Однако придание амаэ атрибутов «исконности и постоянства» противоречит фактам истории японского общества. Свойства характера, обозначаемые амаэ, возникли у японцев отнюдь не на заре японской цивилизации, а явились в основном продуктом длительного господства в Японии феодальных отношений. Зависимость человека от человека, потребность в связи существует во всяком обществе, не только в японском, но претерпевает исторические превращения. Это относится и к амаэ, которое, несмотря на кажущуюся устойчивость, подвержено переменам. Разумеется, отношение амаэ, отражающее психическую предрасположенность японцев к тесным межличностным связям, является нравственным в своей основе. Однако сам же Дои Такэо, предложив вначале амаэ в качестве универсального «ключа» для понимания японской личности и японского общества, вынужден в итоге признать, что современные общественные отношения в Японии не способствуют сохранению этой черты национальной психологии, а видоизменяют и даже разрушают её.

В следующем подразделе мы постараемся показать, что константы японского духа, японского морального сознания, о которых говорят представители этической мысли современной Японии, имеют вполне обозримую историю формирования. Принятие определённых характеристик за константы бывает оправданным в каких-то конкретных, локальных исследованиях, при этом совершенно недопустимо игнорировать их преходящий характер, игнорировать диалектику морали в её воздействии на общественную жизнь, как это делается сторонниками двух указанных подходов.

Какие же особенности исторического и социального развития способствовали закреплению в общественном сознании традиционных форм японской морали, и по сей день играющих важную роль в этой стране, где, по словам известного культуролога Анэсаки Масахару, «авторитет и традиция, а не личность и сознание выступают главными основаниями моральности».[78]78
  Anesaki Masaharu.

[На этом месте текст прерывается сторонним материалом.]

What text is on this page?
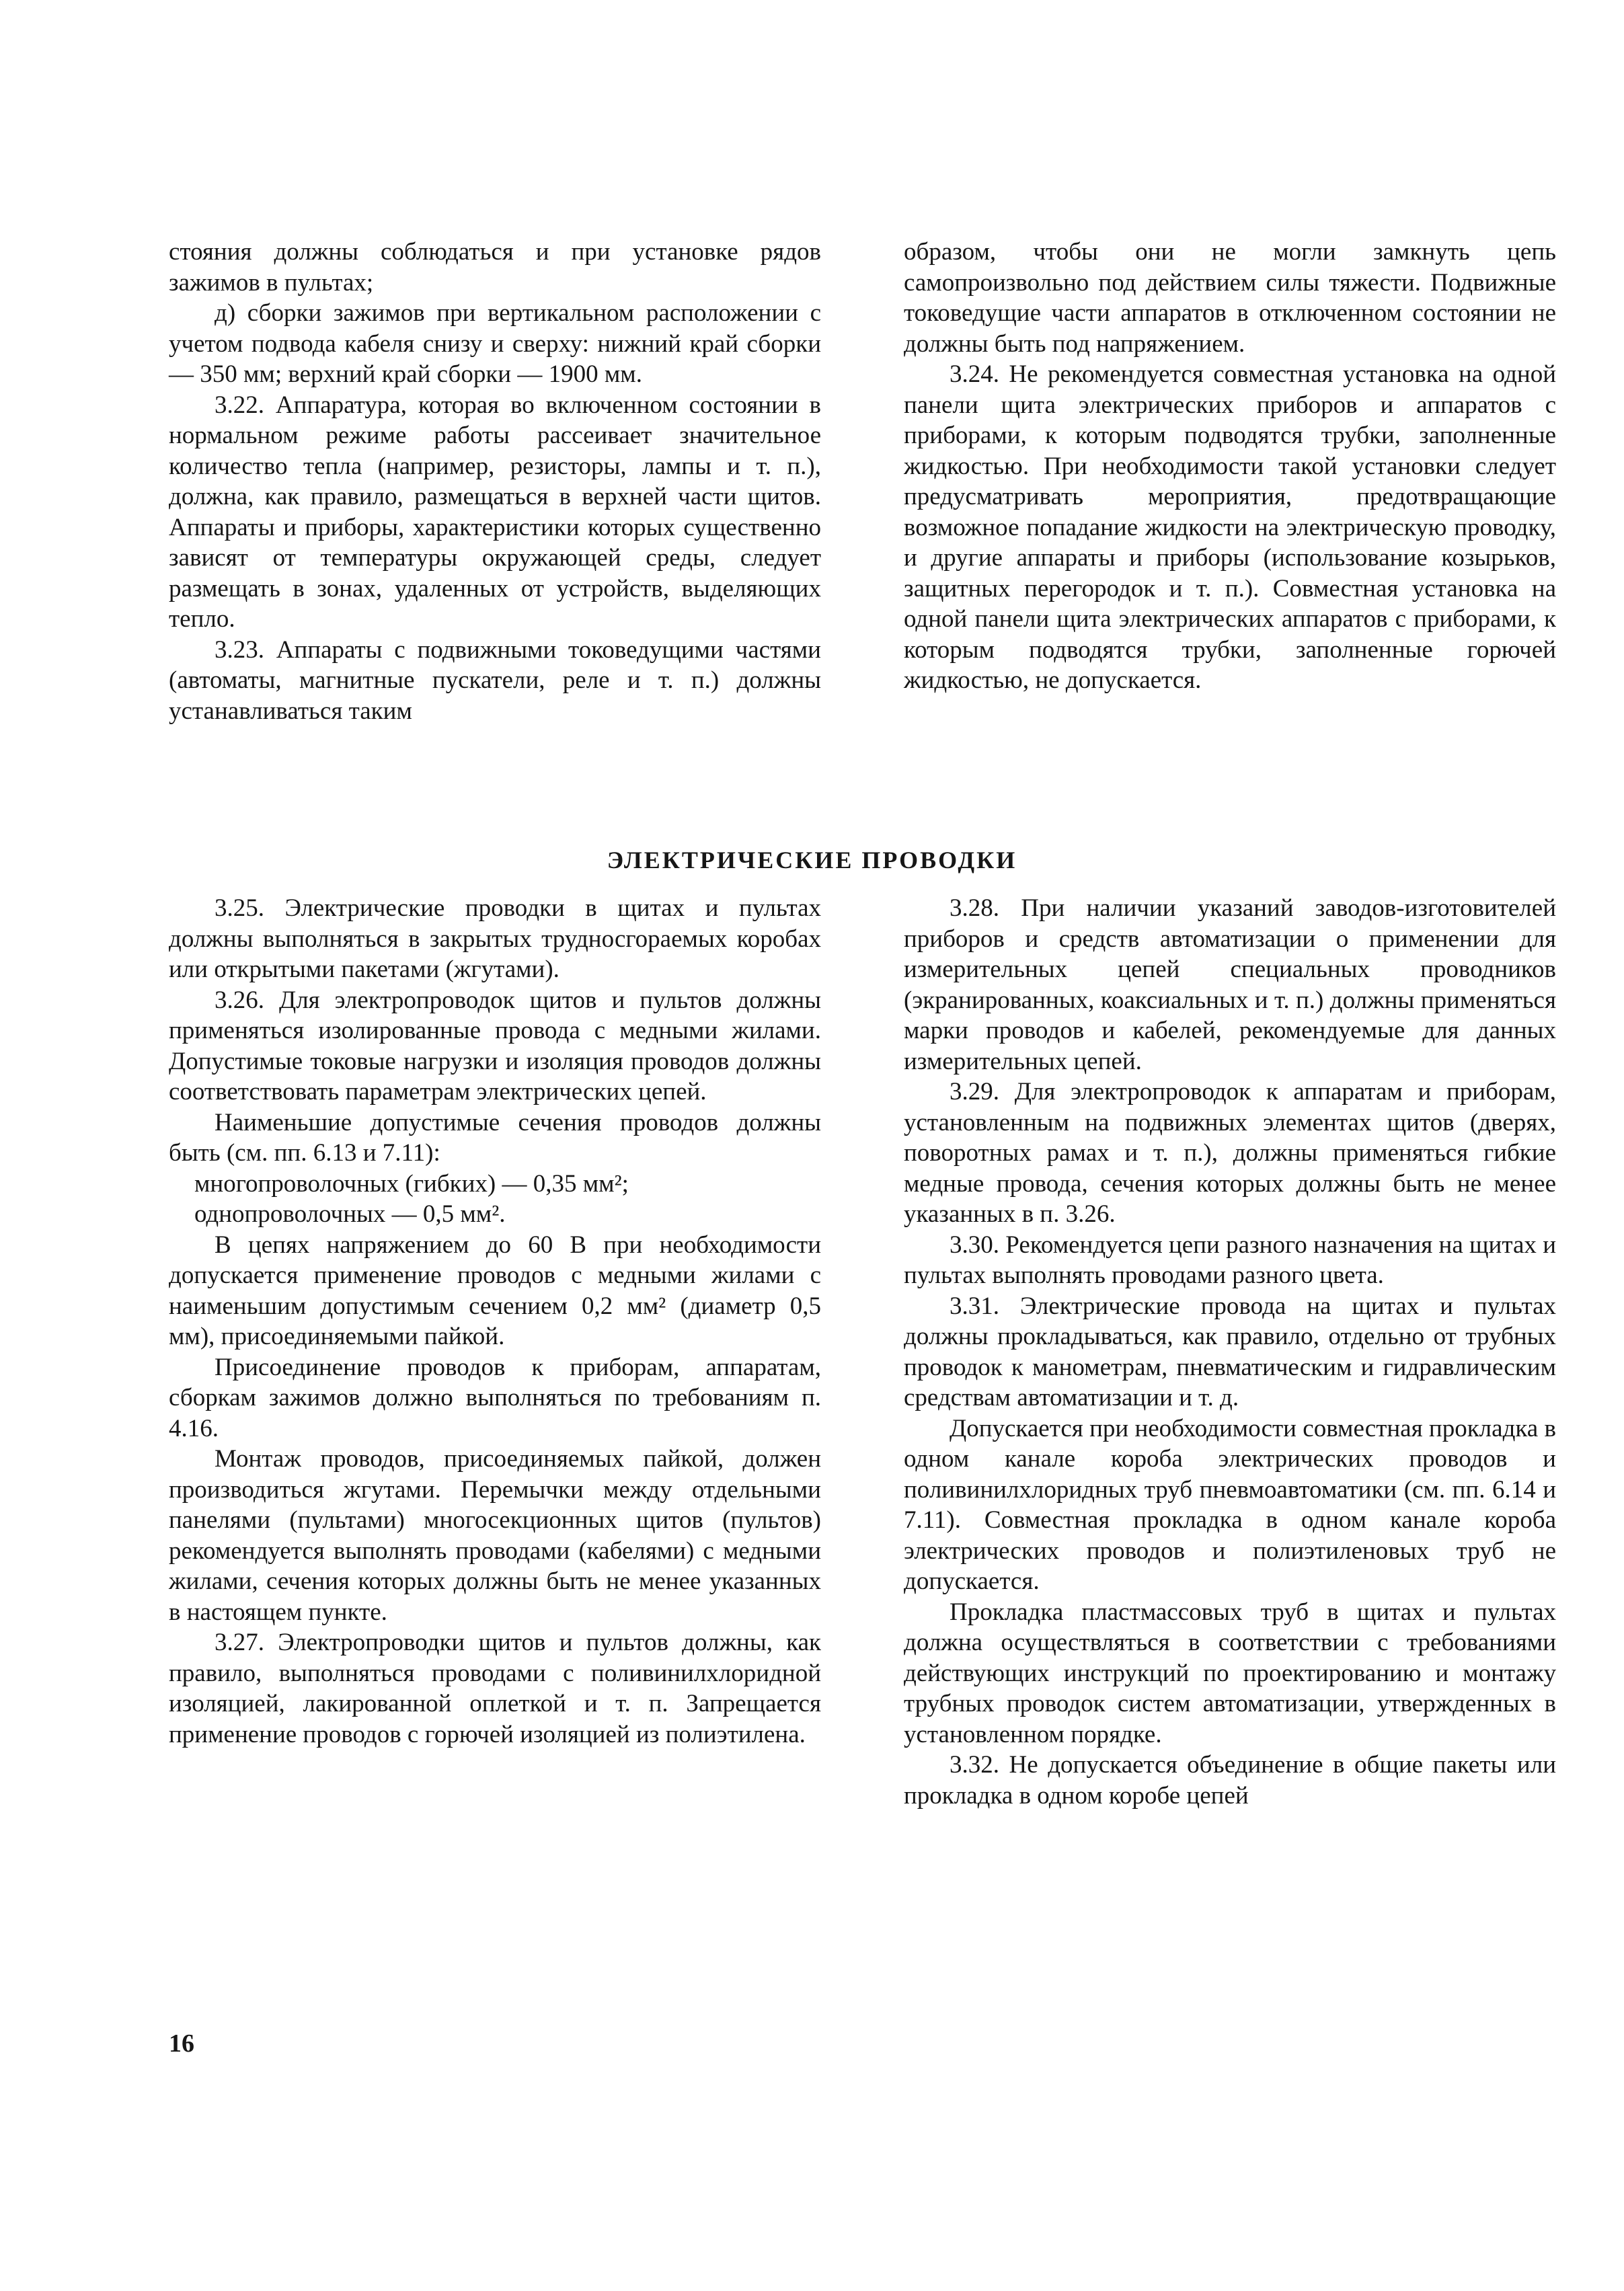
стояния должны соблюдаться и при установке рядов зажимов в пультах;

д) сборки зажимов при вертикальном расположении с учетом подвода кабеля снизу и сверху: нижний край сборки — 350 мм; верхний край сборки — 1900 мм.

3.22. Аппаратура, которая во включенном состоянии в нормальном режиме работы рассеивает значительное количество тепла (например, резисторы, лампы и т. п.), должна, как правило, размещаться в верхней части щитов. Аппараты и приборы, характеристики которых существенно зависят от температуры окружающей среды, следует размещать в зонах, удаленных от устройств, выделяющих тепло.

3.23. Аппараты с подвижными токоведущими частями (автоматы, магнитные пускатели, реле и т. п.) должны устанавливаться таким

образом, чтобы они не могли замкнуть цепь самопроизвольно под действием силы тяжести. Подвижные токоведущие части аппаратов в отключенном состоянии не должны быть под напряжением.

3.24. Не рекомендуется совместная установка на одной панели щита электрических приборов и аппаратов с приборами, к которым подводятся трубки, заполненные жидкостью. При необходимости такой установки следует предусматривать мероприятия, предотвращающие возможное попадание жидкости на электрическую проводку, и другие аппараты и приборы (использование козырьков, защитных перегородок и т. п.). Совместная установка на одной панели щита электрических аппаратов с приборами, к которым подводятся трубки, заполненные горючей жидкостью, не допускается.

ЭЛЕКТРИЧЕСКИЕ ПРОВОДКИ

3.25. Электрические проводки в щитах и пультах должны выполняться в закрытых трудносгораемых коробах или открытыми пакетами (жгутами).

3.26. Для электропроводок щитов и пультов должны применяться изолированные провода с медными жилами. Допустимые токовые нагрузки и изоляция проводов должны соответствовать параметрам электрических цепей.

Наименьшие допустимые сечения проводов должны быть (см. пп. 6.13 и 7.11):

многопроволочных (гибких) — 0,35 мм²;

однопроволочных — 0,5 мм².

В цепях напряжением до 60 В при необходимости допускается применение проводов с медными жилами с наименьшим допустимым сечением 0,2 мм² (диаметр 0,5 мм), присоединяемыми пайкой.

Присоединение проводов к приборам, аппаратам, сборкам зажимов должно выполняться по требованиям п. 4.16.

Монтаж проводов, присоединяемых пайкой, должен производиться жгутами. Перемычки между отдельными панелями (пультами) многосекционных щитов (пультов) рекомендуется выполнять проводами (кабелями) с медными жилами, сечения которых должны быть не менее указанных в настоящем пункте.

3.27. Электропроводки щитов и пультов должны, как правило, выполняться проводами с поливинилхлоридной изоляцией, лакированной оплеткой и т. п. Запрещается применение проводов с горючей изоляцией из полиэтилена.

3.28. При наличии указаний заводов-изготовителей приборов и средств автоматизации о применении для измерительных цепей специальных проводников (экранированных, коаксиальных и т. п.) должны применяться марки проводов и кабелей, рекомендуемые для данных измерительных цепей.

3.29. Для электропроводок к аппаратам и приборам, установленным на подвижных элементах щитов (дверях, поворотных рамах и т. п.), должны применяться гибкие медные провода, сечения которых должны быть не менее указанных в п. 3.26.

3.30. Рекомендуется цепи разного назначения на щитах и пультах выполнять проводами разного цвета.

3.31. Электрические провода на щитах и пультах должны прокладываться, как правило, отдельно от трубных проводок к манометрам, пневматическим и гидравлическим средствам автоматизации и т. д.

Допускается при необходимости совместная прокладка в одном канале короба электрических проводов и поливинилхлоридных труб пневмоавтоматики (см. пп. 6.14 и 7.11). Совместная прокладка в одном канале короба электрических проводов и полиэтиленовых труб не допускается.

Прокладка пластмассовых труб в щитах и пультах должна осуществляться в соответствии с требованиями действующих инструкций по проектированию и монтажу трубных проводок систем автоматизации, утвержденных в установленном порядке.

3.32. Не допускается объединение в общие пакеты или прокладка в одном коробе цепей

16
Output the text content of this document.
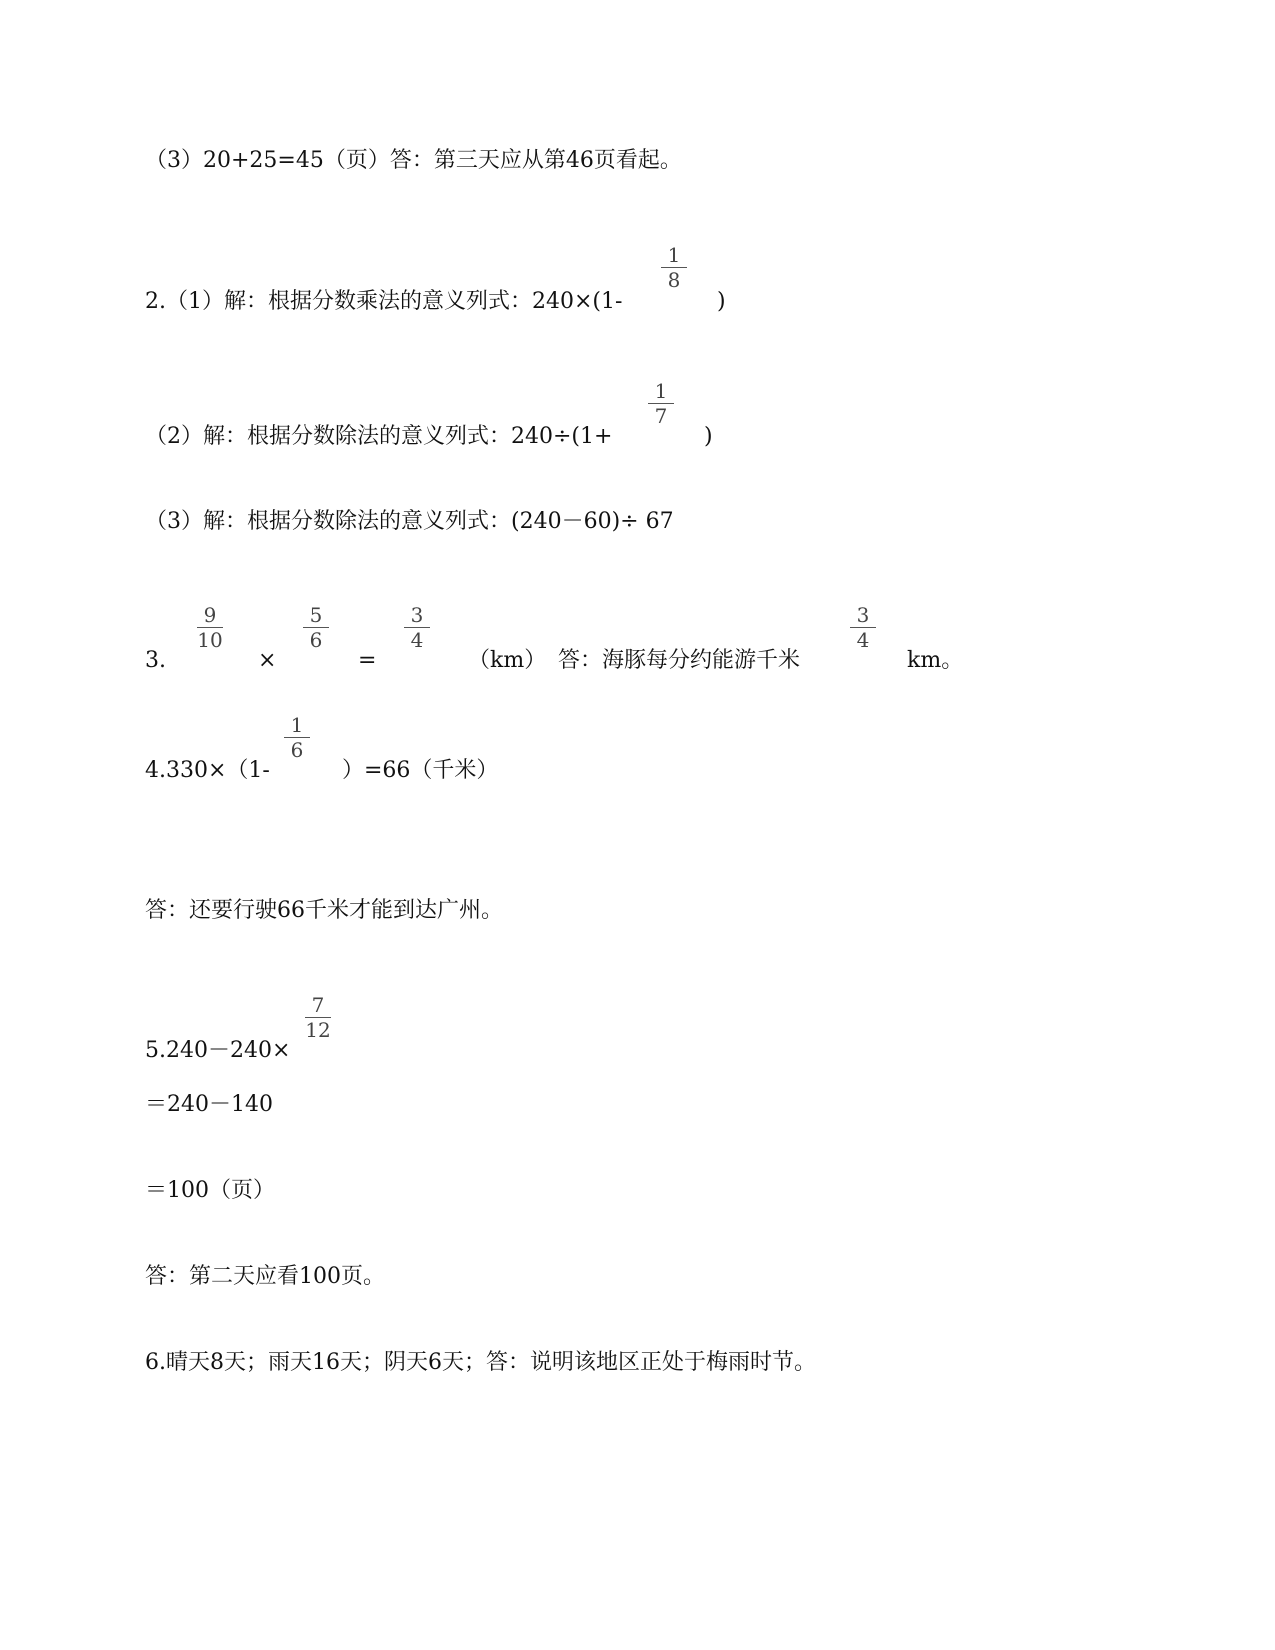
（3）20+25=45（页）答：第三天应从第46页看起。
2.（1）解：根据分数乘法的意义列式：240×(1-
1
8
)
（2）解：根据分数除法的意义列式：240÷(1+
1
7
)
（3）解：根据分数除法的意义列式：(240－60)÷ 67
3.
9
10
×
5
6
=
3
4
（km） 答：海豚每分约能游千米
3
4
km。
4.330×（1-
1
6
）=66（千米）
答：还要行驶66千米才能到达广州。
5.240－240×
7
12
＝240－140
＝100（页）
答：第二天应看100页。
6.晴天8天；雨天16天；阴天6天；答：说明该地区正处于梅雨时节。
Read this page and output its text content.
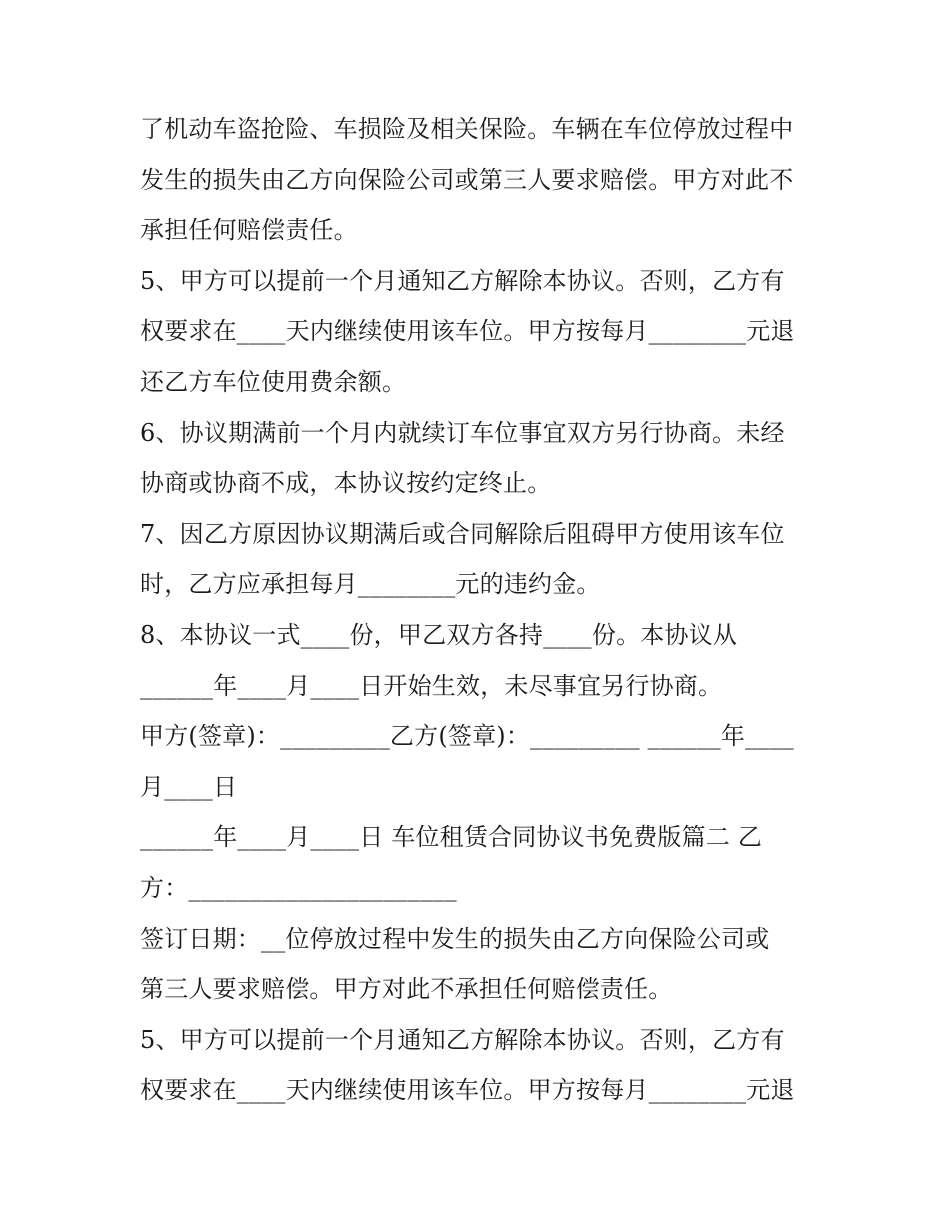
了机动车盗抢险、车损险及相关保险。车辆在车位停放过程中
发生的损失由乙方向保险公司或第三人要求赔偿。甲方对此不
承担任何赔偿责任。
5、甲方可以提前一个月通知乙方解除本协议。否则，乙方有
权要求在____天内继续使用该车位。甲方按每月________元退
还乙方车位使用费余额。
6、协议期满前一个月内就续订车位事宜双方另行协商。未经
协商或协商不成，本协议按约定终止。
7、因乙方原因协议期满后或合同解除后阻碍甲方使用该车位
时，乙方应承担每月________元的违约金。
8、本协议一式____份，甲乙双方各持____份。本协议从
______年____月____日开始生效，未尽事宜另行协商。
甲方(签章)：_________乙方(签章)：_________ ______年____
月____日
______年____月____日 车位租赁合同协议书免费版篇二 乙
方：______________________
签订日期：__位停放过程中发生的损失由乙方向保险公司或
第三人要求赔偿。甲方对此不承担任何赔偿责任。
5、甲方可以提前一个月通知乙方解除本协议。否则，乙方有
权要求在____天内继续使用该车位。甲方按每月________元退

History of Japanese Religion, with Special Reference to the Social and Moral Life of the Nation. Rutland-Vermont and Tokyo, 1972. P. 66; см. также: Аида Юдзи. Нихондзин-но исики кодзо (Структура сознания японца). Токио, 1972.


[Закрыть]

Особенности генезиса моральных представлений в Японии

Островное положение и географическая удалённость от центров мировой культуры пагубно сказались на социально-политическом и культурном развитии Японии в первые века её цивилизованной истории. Сравнительное отставание Страны восходящего солнца проявлялось и в дальнейшем, когда были установлены постоянные контакты с могущественным соседом – Китаем. Авторитет Китая породил не только дословное воспроизведение заимствованных идей, но даже перенимание письменности – китайской иероглифики. Таким образом, специфика японской национальной духовной традиции заключается в том, что, хотя её основу составляла внутренняя диалектика общественных отношений, свои исторические формы она приобретала под сильным воздействием иноземной культуры.

Обратимся непосредственно к истории японской морали. Как один из способов регуляции социальной жизни мораль формируется при выходе общества из родового строя, когда индивидуум приобретает определённую личную независимость и освобождается от родовых уз. В Японии IV–V вв. данный процесс протекал параллельно с сословной дифференциацией общества.[79]79
  См.: Скворцова ЕЛ. К вопросу о специфике морального сознания в Древней Японии // История зарубежной философии и современность. М., 1980. С. 3–10.


[Закрыть]
При родовом же строе нравственного сознания как такового не существовало, были лишь его зачатки. Низкий уровень развития производительных сил обусловливал полную зависимость древнего японца от природных стихий, да и сам он не мыслил себя вне их. Первые протонравственные понятия выступали моментами практически-трудовой деятельности коллектива и отражали не столько оценку человеческого поведения, сколько природные явления. «Среда обитания» жёстко детерминировала поступки людей, неукоснительное выполнение правил быта общины отождествлялось с природной необходимостью. Свободы выбора, характерной для моральной регуляции, не существовало и не могло существовать, поэтому о морали как об основе поведения индивида, самостоятельной форме общественного сознания тогда не могло быть и речи.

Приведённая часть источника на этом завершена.